Jekel was known for his work in the Spanish-Moorish tradition, designing skyscrapers in Washington, D.C. and Philadelphia before coming to California. Working in Riverside from 1925 to 1940 he designed a number of homes and public buildings including Benedict’s Castle (Castillo Isabella). A report on the history of Evergreen Cemetery entitled “At the Foot of the Mount,” by Lee August Simpson and Chuck Wilson, provides a good description of Jekel’s work on the mausoleum and his departure from his normal style to focus on Egyptian motifs.

“Constructed with a strong Egyptian influence, the mausoleum mirrors the cut stone masonry style of architecture initiated by Imhotep of ancient Egypt. It was Imhotep who is credited with designing the funerary district around the pyramid of Zoser. The papyrus motif of the Riverside mausoleum is linked with lower Egypt and is of the same type used in the North Palace of King Zoser.

“Architect Henry Jekel, who designed the Riverside mausoleum, sought to create a rustic atmosphere that echoed Imhotep’s work by using granite blocks that became smaller in size with each succeeding row. The heavy rough hewn battered granite walls and essentially rectangular groundplan is also reminiscent of 4th Dynasty mastabas, crypts for high officials and members of the Egyptian royal family.

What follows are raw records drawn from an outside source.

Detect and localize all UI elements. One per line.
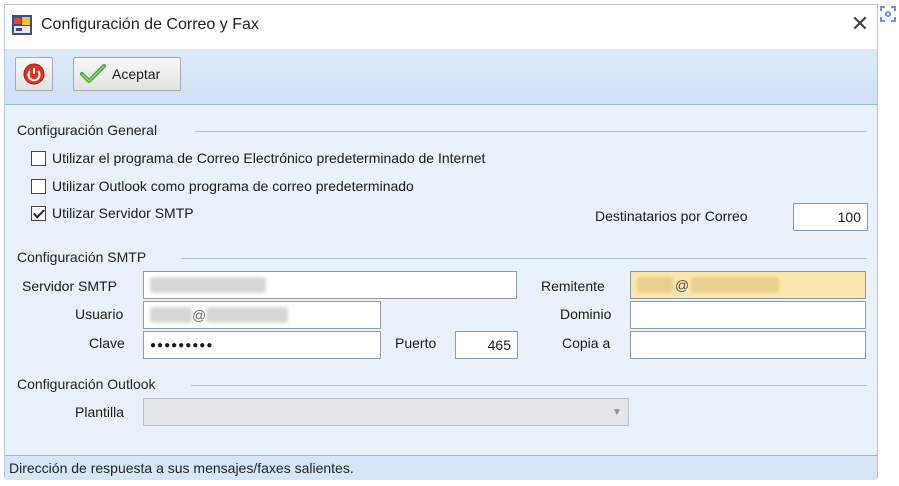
password-label: Clave [89,335,125,351]
general-group-title: Configuración General [17,122,158,138]
title-bar: Configuración de Correo y Fax ✕ [5,5,877,50]
copy-input[interactable] [630,331,866,359]
port-value: 465 [487,337,511,353]
outlook-option[interactable]: Utilizar Outlook como programa de correo… [31,178,414,194]
exit-button[interactable] [15,57,53,91]
smtp-option-label: Utilizar Servidor SMTP [52,205,194,221]
recipients-value: 100 [837,209,861,225]
user-redacted-name [150,307,192,323]
status-text: Dirección de respuesta a sus mensajes/fa… [9,460,354,476]
outlook-checkbox[interactable] [31,178,46,194]
template-select[interactable]: ▼ [143,398,629,426]
user-redacted-domain [206,307,289,323]
sender-at: @ [675,277,690,293]
sender-label: Remitente [541,278,605,294]
window-title: Configuración de Correo y Fax [41,16,259,33]
power-icon [23,63,45,85]
scan-icon[interactable] [880,6,896,22]
user-label: Usuario [75,306,124,322]
copy-label: Copia a [562,335,611,351]
port-label: Puerto [395,335,437,351]
sender-redacted-name [637,277,673,293]
outlook-group-divider [191,385,867,386]
toolbar: Aceptar [5,50,877,105]
close-icon[interactable]: ✕ [849,13,871,37]
template-label: Plantilla [75,404,125,420]
domain-label: Dominio [560,306,612,322]
domain-input[interactable] [630,301,866,329]
outlook-group-title: Configuración Outlook [17,376,156,392]
user-at: @ [192,307,207,323]
checkmark-icon [80,64,106,83]
app-icon [12,15,32,35]
recipients-label: Destinatarios por Correo [595,208,748,224]
server-redacted-value [150,277,266,293]
smtp-group-divider [181,258,867,259]
password-input[interactable]: ●●●●●●●●● [143,331,381,359]
outlook-option-label: Utilizar Outlook como programa de correo… [52,178,414,194]
default-client-label: Utilizar el programa de Correo Electróni… [52,150,486,166]
default-client-checkbox[interactable] [31,150,46,166]
general-group-divider [195,131,867,132]
server-label: Servidor SMTP [22,278,117,294]
dialog-window: Configuración de Correo y Fax ✕ Aceptar … [4,4,878,480]
chevron-down-icon[interactable]: ▼ [606,399,628,425]
sender-redacted-domain [691,277,780,293]
user-input[interactable]: @ [143,301,381,329]
accept-button[interactable]: Aceptar [73,57,181,91]
default-client-option[interactable]: Utilizar el programa de Correo Electróni… [31,150,485,166]
smtp-option[interactable]: Utilizar Servidor SMTP [31,205,194,221]
server-input[interactable] [143,271,517,299]
smtp-checkbox[interactable] [31,205,46,221]
accept-label: Aceptar [112,66,161,82]
sender-input[interactable]: @ [630,271,866,299]
password-value: ●●●●●●●●● [150,339,214,351]
recipients-input[interactable]: 100 [793,203,868,231]
status-bar: Dirección de respuesta a sus mensajes/fa… [5,455,877,480]
smtp-group-title: Configuración SMTP [17,249,147,265]
port-input[interactable]: 465 [455,331,518,359]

“Mausoleum columns also follow Egyptian construction techniques. Although Imhotep used more enduring construction materials than his predecessors, he sought to create the look of wood, mud, and reeds in his columns. To this end, the mausoleum’s columns resemble bundles of papyrus. The Egyptians also used ‘engaged’ or joined columns. The columns of the mausoleum in the eastern and western facade bays are an example of this style. Only those in the central bay are free-standing.

“Inside the mausoleum, the iconography of the structure’s exterior continues, with sunlight entering the lotus-pattern stained glass windows and with ceiling plates for the five sextagonal brass suspended lanterns carrying a lotus motif etched in black. The interior of the mausoleum is open to the building’s full one-and-a-half-stories, The first story is composed of marble crypts divided vertically by simple marble pilasters. The half story ceiling is finished in plaster. Visually, the half-story and ceiling emphasize the structural components—pillars and beams—of the buildings.”

The Riverside Mausoleum contains 425 crypts and 300 niches and was designated a cultural heritage landmark by the City in 1985.